Ordinarily it is a general convention worldwide that beds are reserved fro patients whose ailments can be addressed and cured, whether totally or partially. Hospitals are in no case residence of the patients. Judiciary ought to have put its emotional reactions aside because it taints the judicial process. Also providing treatment to patients in an incurable condition just because they are they are privileged is dangerous as well as discriminatory and also drains the state of ist resources.
Second, the judgment gave a legal sanction to passive euthanasia although it was always practiced behind closed doors and thus the facade of laying down a legal procedure hardly serves any purpose.
Generally when a patient is terminally ill it is recommended by the family doctors that the patient be kept at home at given treatment there so that he can die in the least painful manner and this approach is very much sensible and humanitarian.
Also the Court expects that in each application for euthanasia the petitioners should approach the respective High Court. However no sane family would approach Courts and wait for years to get Court’s ratification. This has thus rendered this judgment unfructuous.
Third, on one hand the Court recognizes attempt to suicide under Section 309 I.P.C as punitive but on the other hand that a patient has a right to refuse treatment even if this results in cutting short his life span. This is so bizarre.
Fourth, even in cases where a person dies of starvation, it is invariably stated in the death certificate that the person died of natural cause.
It is the responsibility of the State to provide and fulfill the Right to life.

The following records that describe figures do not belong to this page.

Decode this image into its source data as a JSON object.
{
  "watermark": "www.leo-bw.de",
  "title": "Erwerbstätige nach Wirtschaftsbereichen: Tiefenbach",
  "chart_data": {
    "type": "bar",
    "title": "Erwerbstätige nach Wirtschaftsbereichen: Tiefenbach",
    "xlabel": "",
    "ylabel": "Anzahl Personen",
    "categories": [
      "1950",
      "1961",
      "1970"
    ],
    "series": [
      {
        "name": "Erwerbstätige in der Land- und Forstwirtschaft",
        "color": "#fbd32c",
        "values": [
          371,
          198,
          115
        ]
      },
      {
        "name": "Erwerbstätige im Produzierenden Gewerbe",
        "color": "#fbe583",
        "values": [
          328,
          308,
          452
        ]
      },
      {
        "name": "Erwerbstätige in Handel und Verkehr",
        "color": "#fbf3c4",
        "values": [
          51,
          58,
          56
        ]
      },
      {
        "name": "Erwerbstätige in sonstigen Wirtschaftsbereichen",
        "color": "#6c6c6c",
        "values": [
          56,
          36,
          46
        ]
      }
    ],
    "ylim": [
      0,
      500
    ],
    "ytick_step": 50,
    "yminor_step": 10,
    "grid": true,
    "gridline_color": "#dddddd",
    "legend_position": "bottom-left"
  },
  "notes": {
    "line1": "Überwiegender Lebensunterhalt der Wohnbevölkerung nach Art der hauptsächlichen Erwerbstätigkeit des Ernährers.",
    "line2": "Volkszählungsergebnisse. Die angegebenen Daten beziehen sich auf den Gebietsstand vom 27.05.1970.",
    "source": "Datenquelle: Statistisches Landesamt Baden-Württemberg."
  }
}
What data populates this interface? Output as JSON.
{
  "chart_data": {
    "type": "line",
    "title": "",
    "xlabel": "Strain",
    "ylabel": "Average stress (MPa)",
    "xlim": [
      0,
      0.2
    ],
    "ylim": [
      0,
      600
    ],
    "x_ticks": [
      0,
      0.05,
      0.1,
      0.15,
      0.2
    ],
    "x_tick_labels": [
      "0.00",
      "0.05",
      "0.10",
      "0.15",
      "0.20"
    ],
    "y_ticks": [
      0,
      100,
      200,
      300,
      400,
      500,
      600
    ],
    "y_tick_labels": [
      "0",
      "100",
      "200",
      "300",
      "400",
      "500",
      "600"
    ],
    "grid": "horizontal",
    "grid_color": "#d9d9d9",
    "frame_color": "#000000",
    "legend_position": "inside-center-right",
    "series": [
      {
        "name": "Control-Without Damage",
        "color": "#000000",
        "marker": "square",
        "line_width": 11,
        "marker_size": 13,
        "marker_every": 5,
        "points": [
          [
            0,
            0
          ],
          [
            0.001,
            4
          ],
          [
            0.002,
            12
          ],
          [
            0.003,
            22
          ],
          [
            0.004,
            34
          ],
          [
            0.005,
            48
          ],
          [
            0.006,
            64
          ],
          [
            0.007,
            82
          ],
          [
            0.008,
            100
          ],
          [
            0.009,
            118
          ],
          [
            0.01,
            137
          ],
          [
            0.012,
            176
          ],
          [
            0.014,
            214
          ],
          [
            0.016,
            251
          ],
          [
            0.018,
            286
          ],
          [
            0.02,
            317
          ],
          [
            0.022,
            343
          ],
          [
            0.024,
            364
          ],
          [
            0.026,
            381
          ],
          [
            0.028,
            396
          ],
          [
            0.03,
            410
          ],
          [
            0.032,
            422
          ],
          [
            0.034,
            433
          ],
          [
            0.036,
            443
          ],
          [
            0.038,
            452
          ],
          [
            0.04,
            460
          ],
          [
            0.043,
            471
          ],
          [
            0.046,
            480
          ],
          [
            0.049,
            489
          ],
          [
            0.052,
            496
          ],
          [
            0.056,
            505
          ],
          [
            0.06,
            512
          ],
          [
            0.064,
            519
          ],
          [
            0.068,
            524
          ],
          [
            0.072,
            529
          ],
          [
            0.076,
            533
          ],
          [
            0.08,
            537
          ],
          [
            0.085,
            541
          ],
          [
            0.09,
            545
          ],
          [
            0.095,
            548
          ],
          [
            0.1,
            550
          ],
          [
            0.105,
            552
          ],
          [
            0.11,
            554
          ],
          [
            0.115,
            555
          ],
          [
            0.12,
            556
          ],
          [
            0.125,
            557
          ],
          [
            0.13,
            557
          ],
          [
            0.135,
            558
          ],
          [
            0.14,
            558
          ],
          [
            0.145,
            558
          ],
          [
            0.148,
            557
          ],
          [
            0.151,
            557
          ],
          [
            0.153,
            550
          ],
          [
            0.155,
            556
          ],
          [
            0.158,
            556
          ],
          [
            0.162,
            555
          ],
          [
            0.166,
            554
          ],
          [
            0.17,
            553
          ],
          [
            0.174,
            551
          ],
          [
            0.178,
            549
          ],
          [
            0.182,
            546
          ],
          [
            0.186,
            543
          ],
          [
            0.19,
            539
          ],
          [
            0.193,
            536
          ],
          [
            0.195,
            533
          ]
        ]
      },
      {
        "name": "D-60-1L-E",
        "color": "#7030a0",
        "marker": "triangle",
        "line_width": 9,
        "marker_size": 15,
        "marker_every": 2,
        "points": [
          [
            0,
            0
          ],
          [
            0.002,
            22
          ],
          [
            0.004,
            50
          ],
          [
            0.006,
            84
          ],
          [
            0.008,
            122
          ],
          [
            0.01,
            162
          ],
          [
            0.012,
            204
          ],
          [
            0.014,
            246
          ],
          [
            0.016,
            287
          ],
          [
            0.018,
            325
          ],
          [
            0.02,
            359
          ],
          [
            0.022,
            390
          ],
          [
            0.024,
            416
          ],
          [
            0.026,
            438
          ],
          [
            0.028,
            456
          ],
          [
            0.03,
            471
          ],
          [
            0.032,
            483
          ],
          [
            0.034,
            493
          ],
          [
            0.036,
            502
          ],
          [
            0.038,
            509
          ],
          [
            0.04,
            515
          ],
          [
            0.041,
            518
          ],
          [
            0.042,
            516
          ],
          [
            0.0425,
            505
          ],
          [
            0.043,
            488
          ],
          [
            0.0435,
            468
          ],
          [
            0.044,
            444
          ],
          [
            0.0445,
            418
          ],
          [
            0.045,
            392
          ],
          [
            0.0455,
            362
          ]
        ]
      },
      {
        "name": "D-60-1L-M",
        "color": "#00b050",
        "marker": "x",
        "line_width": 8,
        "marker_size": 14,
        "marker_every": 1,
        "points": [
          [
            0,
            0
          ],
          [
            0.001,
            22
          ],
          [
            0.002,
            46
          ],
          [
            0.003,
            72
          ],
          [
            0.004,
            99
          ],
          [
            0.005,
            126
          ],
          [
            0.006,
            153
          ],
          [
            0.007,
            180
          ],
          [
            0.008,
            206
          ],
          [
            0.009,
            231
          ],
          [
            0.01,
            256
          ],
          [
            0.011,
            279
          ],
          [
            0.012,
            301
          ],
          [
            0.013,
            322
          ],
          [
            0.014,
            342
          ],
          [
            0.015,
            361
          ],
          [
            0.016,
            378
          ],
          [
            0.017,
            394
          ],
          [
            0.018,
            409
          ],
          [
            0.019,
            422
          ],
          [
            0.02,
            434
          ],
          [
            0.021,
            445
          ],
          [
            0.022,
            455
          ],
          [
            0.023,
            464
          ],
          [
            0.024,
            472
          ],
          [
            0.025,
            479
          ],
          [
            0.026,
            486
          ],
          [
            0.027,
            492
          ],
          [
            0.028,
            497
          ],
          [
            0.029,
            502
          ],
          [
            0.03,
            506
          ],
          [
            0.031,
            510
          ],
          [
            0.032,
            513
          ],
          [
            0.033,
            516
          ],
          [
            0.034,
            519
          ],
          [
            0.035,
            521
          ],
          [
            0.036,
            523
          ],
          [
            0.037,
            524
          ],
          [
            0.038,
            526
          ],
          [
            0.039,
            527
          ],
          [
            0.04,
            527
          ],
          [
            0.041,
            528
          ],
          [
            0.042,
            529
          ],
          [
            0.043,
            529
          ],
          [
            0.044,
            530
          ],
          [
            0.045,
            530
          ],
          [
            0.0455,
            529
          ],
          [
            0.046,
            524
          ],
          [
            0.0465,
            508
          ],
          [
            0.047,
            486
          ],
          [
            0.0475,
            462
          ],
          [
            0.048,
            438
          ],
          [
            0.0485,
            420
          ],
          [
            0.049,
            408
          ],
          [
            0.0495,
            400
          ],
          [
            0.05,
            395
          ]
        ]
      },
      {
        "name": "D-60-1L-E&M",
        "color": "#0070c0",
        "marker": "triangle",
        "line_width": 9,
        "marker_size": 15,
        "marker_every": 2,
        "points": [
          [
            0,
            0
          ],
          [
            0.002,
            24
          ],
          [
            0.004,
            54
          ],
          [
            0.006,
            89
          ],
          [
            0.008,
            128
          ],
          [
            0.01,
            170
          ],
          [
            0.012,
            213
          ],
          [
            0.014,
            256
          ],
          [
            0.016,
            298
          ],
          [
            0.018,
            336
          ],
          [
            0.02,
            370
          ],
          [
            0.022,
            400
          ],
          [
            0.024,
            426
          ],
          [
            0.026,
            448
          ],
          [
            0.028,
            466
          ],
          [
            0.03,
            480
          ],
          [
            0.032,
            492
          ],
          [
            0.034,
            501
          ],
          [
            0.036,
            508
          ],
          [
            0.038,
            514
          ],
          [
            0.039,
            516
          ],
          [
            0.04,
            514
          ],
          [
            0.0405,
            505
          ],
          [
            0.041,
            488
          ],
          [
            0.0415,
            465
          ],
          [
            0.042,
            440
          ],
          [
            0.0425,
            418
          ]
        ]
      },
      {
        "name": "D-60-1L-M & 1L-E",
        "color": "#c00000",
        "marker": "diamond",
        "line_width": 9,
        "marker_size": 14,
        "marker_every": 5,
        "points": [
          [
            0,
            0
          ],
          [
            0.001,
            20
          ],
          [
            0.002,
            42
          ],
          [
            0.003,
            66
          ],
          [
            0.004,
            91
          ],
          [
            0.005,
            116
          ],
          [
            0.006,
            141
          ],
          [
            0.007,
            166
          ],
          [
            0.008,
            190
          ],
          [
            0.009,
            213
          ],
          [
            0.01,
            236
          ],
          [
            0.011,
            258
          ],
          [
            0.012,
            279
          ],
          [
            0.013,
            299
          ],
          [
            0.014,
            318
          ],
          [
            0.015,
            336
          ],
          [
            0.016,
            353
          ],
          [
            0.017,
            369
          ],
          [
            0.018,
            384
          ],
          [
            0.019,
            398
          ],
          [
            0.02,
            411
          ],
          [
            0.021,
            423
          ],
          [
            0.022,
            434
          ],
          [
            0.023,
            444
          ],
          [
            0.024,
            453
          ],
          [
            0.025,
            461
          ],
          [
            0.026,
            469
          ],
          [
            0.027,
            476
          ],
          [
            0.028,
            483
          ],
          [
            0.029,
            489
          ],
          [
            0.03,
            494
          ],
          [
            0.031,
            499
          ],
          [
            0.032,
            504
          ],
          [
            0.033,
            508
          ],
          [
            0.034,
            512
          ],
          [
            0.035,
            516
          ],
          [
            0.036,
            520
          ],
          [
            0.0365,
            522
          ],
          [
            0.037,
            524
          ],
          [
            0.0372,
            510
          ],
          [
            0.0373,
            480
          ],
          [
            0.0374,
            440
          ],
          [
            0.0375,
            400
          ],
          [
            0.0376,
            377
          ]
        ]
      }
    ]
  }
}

Thus when a State fails to perform its responsibility, shouldn’t the officer and govt. officers be held accountable under Section 306 I.P.C (abetment to suicide) for allowing the person to die?
CONCLUSION
Although the Supreme Court embarked upon the cumbersome journey to minimize the chances of misuse of euthanasia, however, there is a highly dangerous aspect that its abuse may be easily made undetectable. Although euthanasia appears to be morally justifiable, but its fool-proof applicability is close to impossible. India needs the maturity top handle the issue & to understand its pros and cons thoroughly. There is a need to take the recommendations laid down by the Law Commission into consideration and frame a law to prevent malpractices and its misuse.